Нинель Бейлина - Калитка, отворись!
К полудню от жары стало нечем дышать. Выступал клейкий пот, к поту прилипала пыль, движения замедлялись.
— Все на ток! Гроза будет!
Надо успеть до грозы ссыпать в ригу бобовые, убрать туда же всё зерно. Вороного, Володькиного коня, вместе с подслеповатой белой лошадью, на которой возили воду, впрягли в грудило. В тучах клубились чёрные нити. Люди и лошади дышали ртом. Был момент, когда всё остановилось — невозможно двигаться. И вслед наступила сказочная лёгкость. Носились взад-вперёд, беспорядочно с виду, но не задевая друг друга. Для тяжести мальчишки и Нюрка цеплялись за грудило, и лошади волокли их по зерну. Вороной, весь в мыле, ухитрялся, на ходу нагибая голову, хватать зубами пшеницу. Зерно вместе с пузыристой слюной падало с закраин его мягких губ. Ветер поднял пыль, пахнущую хлебом. Мякинные облачка вырывались из-под деревянных лопат, которыми девочки, потные и облепленные пылью, подгребали кучу. Подолы их платьев развевались и хлопали.

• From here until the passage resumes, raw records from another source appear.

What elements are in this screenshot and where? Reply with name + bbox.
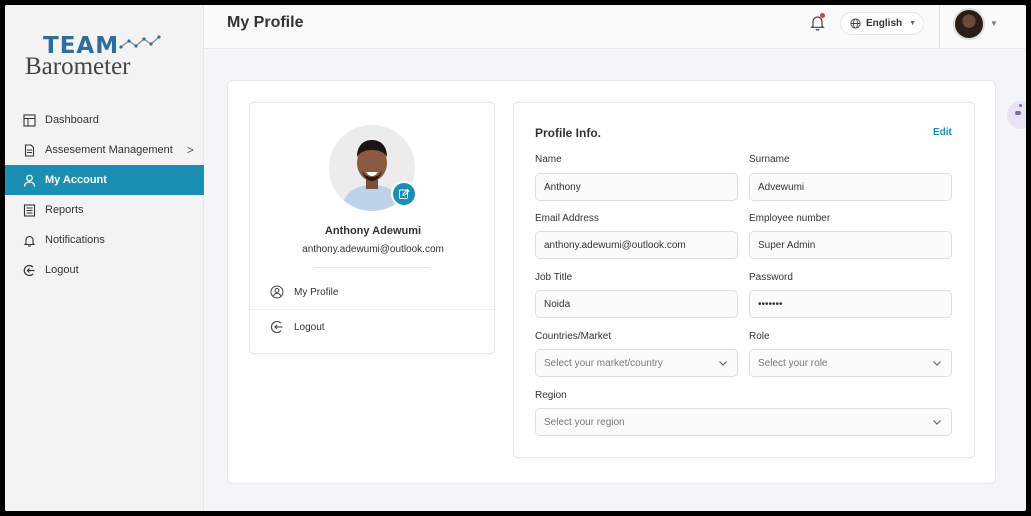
edit-link[interactable]: Edit [933, 127, 952, 138]
user-icon [23, 174, 36, 187]
menu-item-label: Logout [294, 321, 325, 333]
chatbot-icon[interactable] [1007, 101, 1026, 129]
divider [250, 309, 494, 310]
surname-field[interactable]: Advewumi [749, 173, 952, 201]
chevron-down-icon [933, 361, 941, 366]
language-selector[interactable]: English ▼ [840, 12, 924, 35]
sidebar: TEAM Barometer Dashboard Assesement Mana… [5, 5, 204, 511]
menu-item-label: My Profile [294, 286, 339, 298]
chevron-down-icon [719, 361, 727, 366]
logout-icon [23, 264, 36, 277]
region-placeholder: Select your region [544, 416, 625, 428]
logout-icon [270, 320, 284, 334]
name-field[interactable]: Anthony [535, 173, 738, 201]
edit-photo-button[interactable] [391, 181, 417, 207]
sidebar-item-label: My Account [45, 174, 107, 186]
profile-name: Anthony Adewumi [324, 225, 422, 237]
profile-info-panel: Profile Info. Edit Name Anthony Surname … [513, 102, 975, 458]
countries-label: Countries/Market [535, 331, 612, 342]
top-bar: My Profile English ▼ ▼ [204, 5, 1026, 49]
divider [314, 267, 430, 268]
profile-circle-icon [270, 285, 284, 299]
sidebar-item-label: Reports [45, 204, 84, 216]
password-label: Password [749, 272, 793, 283]
sidebar-item-reports[interactable]: Reports [5, 195, 204, 225]
sidebar-item-my-account[interactable]: My Account [5, 165, 204, 195]
sidebar-item-logout[interactable]: Logout [5, 255, 204, 285]
globe-icon [850, 18, 861, 29]
role-placeholder: Select your role [758, 357, 828, 369]
sidebar-item-label: Notifications [45, 234, 105, 246]
profile-email: anthony.adewumi@outlook.com [302, 244, 444, 255]
bell-icon [23, 234, 36, 247]
chevron-right-icon: > [186, 143, 194, 157]
region-label: Region [535, 390, 567, 401]
sidebar-item-label: Assesement Management [45, 144, 173, 156]
page-title: My Profile [227, 14, 304, 31]
profile-summary-panel: Anthony Adewumi anthony.adewumi@outlook.… [249, 102, 495, 354]
sidebar-nav: Dashboard Assesement Management > My Acc… [5, 105, 204, 285]
profile-card: Anthony Adewumi anthony.adewumi@outlook.… [227, 80, 996, 484]
sidebar-item-assessment-management[interactable]: Assesement Management > [5, 135, 204, 165]
password-field[interactable]: ••••••• [749, 290, 952, 318]
sidebar-item-label: Dashboard [45, 114, 99, 126]
surname-label: Surname [749, 154, 790, 165]
employee-number-label: Employee number [749, 213, 831, 224]
job-title-field[interactable]: Noida [535, 290, 738, 318]
employee-number-field[interactable]: Super Admin [749, 231, 952, 259]
document-icon [23, 143, 36, 157]
menu-item-logout[interactable]: Logout [270, 320, 325, 334]
user-avatar[interactable] [953, 8, 985, 40]
topbar-divider [939, 5, 940, 49]
countries-select[interactable]: Select your market/country [535, 349, 738, 377]
region-select[interactable]: Select your region [535, 408, 952, 436]
job-title-label: Job Title [535, 272, 573, 283]
menu-item-my-profile[interactable]: My Profile [270, 285, 338, 299]
email-field[interactable]: anthony.adewumi@outlook.com [535, 231, 738, 259]
name-label: Name [535, 154, 562, 165]
language-label: English [866, 18, 903, 29]
trend-line-icon [119, 35, 161, 49]
sidebar-item-dashboard[interactable]: Dashboard [5, 105, 204, 135]
caret-down-icon[interactable]: ▼ [990, 19, 998, 28]
caret-down-icon: ▼ [909, 20, 917, 27]
countries-placeholder: Select your market/country [544, 357, 663, 369]
chevron-down-icon [933, 420, 941, 425]
profile-info-title: Profile Info. [535, 126, 601, 140]
email-label: Email Address [535, 213, 599, 224]
sidebar-item-notifications[interactable]: Notifications [5, 225, 204, 255]
role-label: Role [749, 331, 770, 342]
app-window: TEAM Barometer Dashboard Assesement Mana… [5, 5, 1026, 511]
dashboard-icon [23, 113, 36, 127]
team-barometer-logo[interactable]: TEAM Barometer [23, 29, 193, 80]
sidebar-item-label: Logout [45, 264, 79, 276]
notification-dot [820, 13, 825, 18]
logo-barometer-text: Barometer [25, 53, 131, 80]
role-select[interactable]: Select your role [749, 349, 952, 377]
reports-icon [23, 203, 36, 217]
edit-icon [399, 188, 410, 199]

Упали первые крупные капли, девочки взвизгнули, работа пошла быстрей — уже ничего не разобрать в весёлом аду. Ещё и ещё раз лошади потащили грудило, а Нюрка почувствовала, что колени её скользят по земле. Вениками из прутьев торопливо подмели ток. Дождь брызнул сильными редкими струями. Все врассыпную бросились к палаткам, а Нюрка, усталая и возбуждённая, но с пустой головой, сама не зная почему, спряталась за ригу и, когда осталась одна, пошла в поле.
Уже не слышно было людских голосов.
Застрекотали кузнечики и смолкли, попрятались.
Трещала дрожащая ощетиненная стерня, моталась растрёпанная травинка у дороги.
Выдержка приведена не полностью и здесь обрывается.